Als zoon van een meesterschilder groeide hij bij wijze van spreken op met verf en penselen en bezocht hij op proef de kunstnijverheidsschool in Bielefeld, voordat hij werd toegelaten tot de kunstacademie in München. Een jaar later stapte hij over naar de Koninklijke Academie voor Schone Kunsten in Stuttgart, waar hij een beslissende invloed ondervond van Adolf Hölzel, de pionier van het modernisme, en een atelier voor meesterklasse mocht betrekken. Op 22-jarige leeftijd nam hij deel aan de eerste expressionistische tentoonstelling voor Duitsland in Dresden en kort daarna betrok Adolf Hölzel hem bij de uitvoering van baanbrekende muurfresco's op de Werkbund-tentoonstelling in Keulen. Hij voerde deze uit samen met Oskar Schlemmer (die later les gaf aan het Bauhaus) en Willi Baumeister. Deze baanbrekende Werkbund-tentoonstelling, die de kwaliteit en omvang had van een wereldtentoonstelling, werd door het uitbreken van de Eerste Wereldoorlog voortijdig stopgezet. Stenner meldde zich in augustus samen met Schlemmer aan als vrijwilliger en sneuvelde slechts zes maanden later in de slag om Ilow in Polen.

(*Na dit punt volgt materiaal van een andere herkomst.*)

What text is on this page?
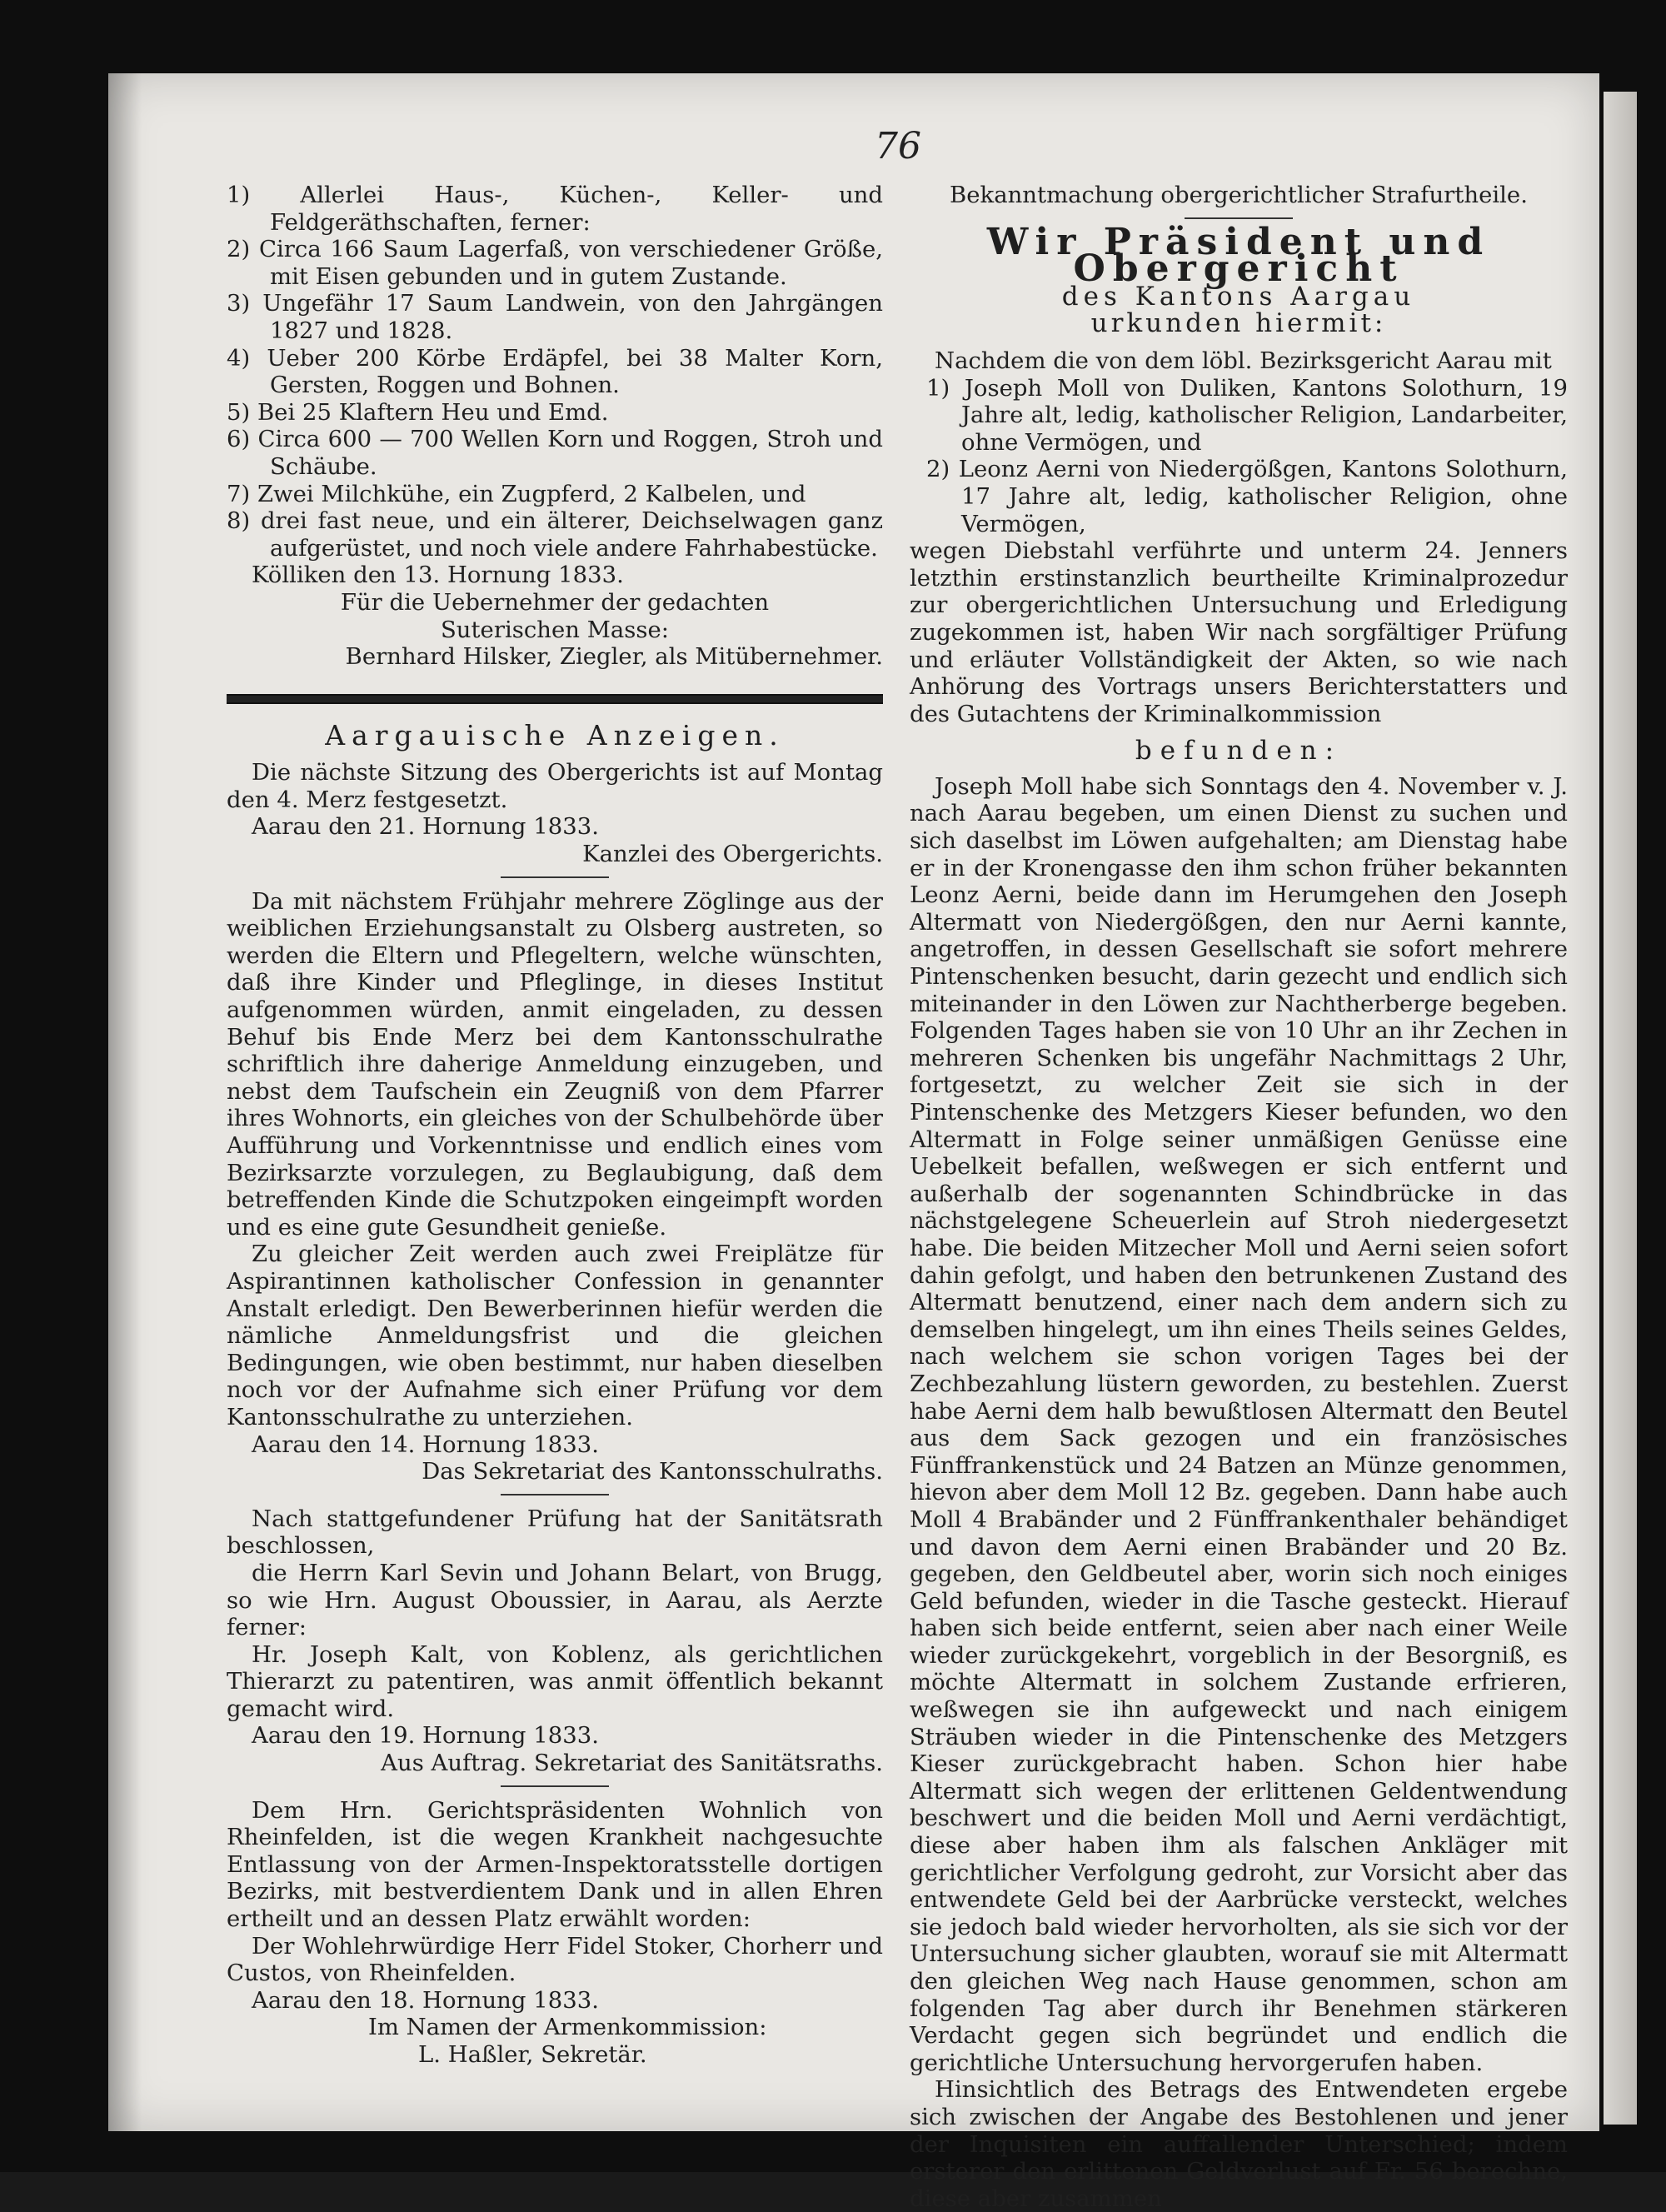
76

1) Allerlei Haus-, Küchen-, Keller- und Feldgeräthschaften, ferner:

2) Circa 166 Saum Lagerfaß, von verschiedener Größe, mit Eisen gebunden und in gutem Zustande.

3) Ungefähr 17 Saum Landwein, von den Jahrgängen 1827 und 1828.

4) Ueber 200 Körbe Erdäpfel, bei 38 Malter Korn, Gersten, Roggen und Bohnen.

5) Bei 25 Klaftern Heu und Emd.

6) Circa 600 — 700 Wellen Korn und Roggen, Stroh und Schäube.

7) Zwei Milchkühe, ein Zugpferd, 2 Kalbelen, und

8) drei fast neue, und ein älterer, Deichselwagen ganz aufgerüstet, und noch viele andere Fahrhabestücke.

Kölliken den 13. Hornung 1833.

Für die Uebernehmer der gedachten

Suterischen Masse:

Bernhard Hilsker, Ziegler, als Mitübernehmer.

Aargauische Anzeigen.

Die nächste Sitzung des Obergerichts ist auf Montag den 4. Merz festgesetzt.

Aarau den 21. Hornung 1833.

Kanzlei des Obergerichts.

Da mit nächstem Frühjahr mehrere Zöglinge aus der weiblichen Erziehungsanstalt zu Olsberg austreten, so werden die Eltern und Pflegeltern, welche wünschten, daß ihre Kinder und Pfleglinge, in dieses Institut aufgenommen würden, anmit eingeladen, zu dessen Behuf bis Ende Merz bei dem Kantonsschulrathe schriftlich ihre daherige Anmeldung einzugeben, und nebst dem Taufschein ein Zeugniß von dem Pfarrer ihres Wohnorts, ein gleiches von der Schulbehörde über Aufführung und Vorkenntnisse und endlich eines vom Bezirksarzte vorzulegen, zu Beglaubigung, daß dem betreffenden Kinde die Schutzpoken eingeimpft worden und es eine gute Gesundheit genieße.

Zu gleicher Zeit werden auch zwei Freiplätze für Aspirantinnen katholischer Confession in genannter Anstalt erledigt. Den Bewerberinnen hiefür werden die nämliche Anmeldungsfrist und die gleichen Bedingungen, wie oben bestimmt, nur haben dieselben noch vor der Aufnahme sich einer Prüfung vor dem Kantonsschulrathe zu unterziehen.

Aarau den 14. Hornung 1833.

Das Sekretariat des Kantonsschulraths.

Nach stattgefundener Prüfung hat der Sanitätsrath beschlossen,

die Herrn Karl Sevin und Johann Belart, von Brugg, so wie Hrn. August Oboussier, in Aarau, als Aerzte ferner:

Hr. Joseph Kalt, von Koblenz, als gerichtlichen Thierarzt zu patentiren, was anmit öffentlich bekannt gemacht wird.

Aarau den 19. Hornung 1833.

Aus Auftrag. Sekretariat des Sanitätsraths.

Dem Hrn. Gerichtspräsidenten Wohnlich von Rheinfelden, ist die wegen Krankheit nachgesuchte Entlassung von der Armen-Inspektoratsstelle dortigen Bezirks, mit bestverdientem Dank und in allen Ehren ertheilt und an dessen Platz erwählt worden:

Der Wohlehrwürdige Herr Fidel Stoker, Chorherr und Custos, von Rheinfelden.

Aarau den 18. Hornung 1833.

Im Namen der Armenkommission:

L. Haßler, Sekretär.

Bekanntmachung obergerichtlicher Strafurtheile.

Wir Präsident und Obergericht

des Kantons Aargau

urkunden hiermit:

Nachdem die von dem löbl. Bezirksgericht Aarau mit

1) Joseph Moll von Duliken, Kantons Solothurn, 19 Jahre alt, ledig, katholischer Religion, Landarbeiter, ohne Vermögen, und

2) Leonz Aerni von Niedergößgen, Kantons Solothurn, 17 Jahre alt, ledig, katholischer Religion, ohne Vermögen,

wegen Diebstahl verführte und unterm 24. Jenners letzthin erstinstanzlich beurtheilte Kriminalprozedur zur obergerichtlichen Untersuchung und Erledigung zugekommen ist, haben Wir nach sorgfältiger Prüfung und erläuter Vollständigkeit der Akten, so wie nach Anhörung des Vortrags unsers Berichterstatters und des Gutachtens der Kriminalkommission

befunden:

Joseph Moll habe sich Sonntags den 4. November v. J. nach Aarau begeben, um einen Dienst zu suchen und sich daselbst im Löwen aufgehalten; am Dienstag habe er in der Kronengasse den ihm schon früher bekannten Leonz Aerni, beide dann im Herumgehen den Joseph Altermatt von Niedergößgen, den nur Aerni kannte, angetroffen, in dessen Gesellschaft sie sofort mehrere Pintenschenken besucht, darin gezecht und endlich sich miteinander in den Löwen zur Nachtherberge begeben. Folgenden Tages haben sie von 10 Uhr an ihr Zechen in mehreren Schenken bis ungefähr Nachmittags 2 Uhr, fortgesetzt, zu welcher Zeit sie sich in der Pintenschenke des Metzgers Kieser befunden, wo den Altermatt in Folge seiner unmäßigen Genüsse eine Uebelkeit befallen, weßwegen er sich entfernt und außerhalb der sogenannten Schindbrücke in das nächstgelegene Scheuerlein auf Stroh niedergesetzt habe. Die beiden Mitzecher Moll und Aerni seien sofort dahin gefolgt, und haben den betrunkenen Zustand des Altermatt benutzend, einer nach dem andern sich zu demselben hingelegt, um ihn eines Theils seines Geldes, nach welchem sie schon vorigen Tages bei der Zechbezahlung lüstern geworden, zu bestehlen. Zuerst habe Aerni dem halb bewußtlosen Altermatt den Beutel aus dem Sack gezogen und ein französisches Fünffrankenstück und 24 Batzen an Münze genommen, hievon aber dem Moll 12 Bz. gegeben. Dann habe auch Moll 4 Brabänder und 2 Fünffrankenthaler behändiget und davon dem Aerni einen Brabänder und 20 Bz. gegeben, den Geldbeutel aber, worin sich noch einiges Geld befunden, wieder in die Tasche gesteckt. Hierauf haben sich beide entfernt, seien aber nach einer Weile wieder zurückgekehrt, vorgeblich in der Besorgniß, es möchte Altermatt in solchem Zustande erfrieren, weßwegen sie ihn aufgeweckt und nach einigem Sträuben wieder in die Pintenschenke des Metzgers Kieser zurückgebracht haben. Schon hier habe Altermatt sich wegen der erlittenen Geldentwendung beschwert und die beiden Moll und Aerni verdächtigt, diese aber haben ihm als falschen Ankläger mit gerichtlicher Verfolgung gedroht, zur Vorsicht aber das entwendete Geld bei der Aarbrücke versteckt, welches sie jedoch bald wieder hervorholten, als sie sich vor der Untersuchung sicher glaubten, worauf sie mit Altermatt den gleichen Weg nach Hause genommen, schon am folgenden Tag aber durch ihr Benehmen stärkeren Verdacht gegen sich begründet und endlich die gerichtliche Untersuchung hervorgerufen haben.

Hinsichtlich des Betrags des Entwendeten ergebe sich zwischen der Angabe des Bestohlenen und jener der Inquisiten ein auffallender Unterschied; indem ersterer den erlittenen Geldverlust auf Fr. 56 berechne, diese aber zusammen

De kunsthistoricus en tijdgenoot van Stenner, Hans Hildebrandt, berichtte over hem: "De natuur gaf Stenner als een waardevol geschenk de lichtheid van de hand, het prille meesterschap van het handwerk. Het gaf zijn schilderijen en tekeningen de frisheid van het onmiddellijke, de indruk van iets dat vreugdevol en moeiteloos tot stand kwam, waartoe zijn temperament en zijn verrukking in een levendig kleurenspel rijk aan contrasten bijdroegen". Deze zelfverzekerdheid en directheid komen op indrukwekkende wijze tot uiting in Stenners "Zelfportret met rode jas". Tegelijkertijd herinnert de korte levensduur van de kunstenaar aan de radicale inval van de oorlog, die talloze carrières, levensplannen en artistieke ontwikkelingen abrupt een halt toeriep of een andere richting deed inslaan die geen ruimte meer bood voor joie de vivre.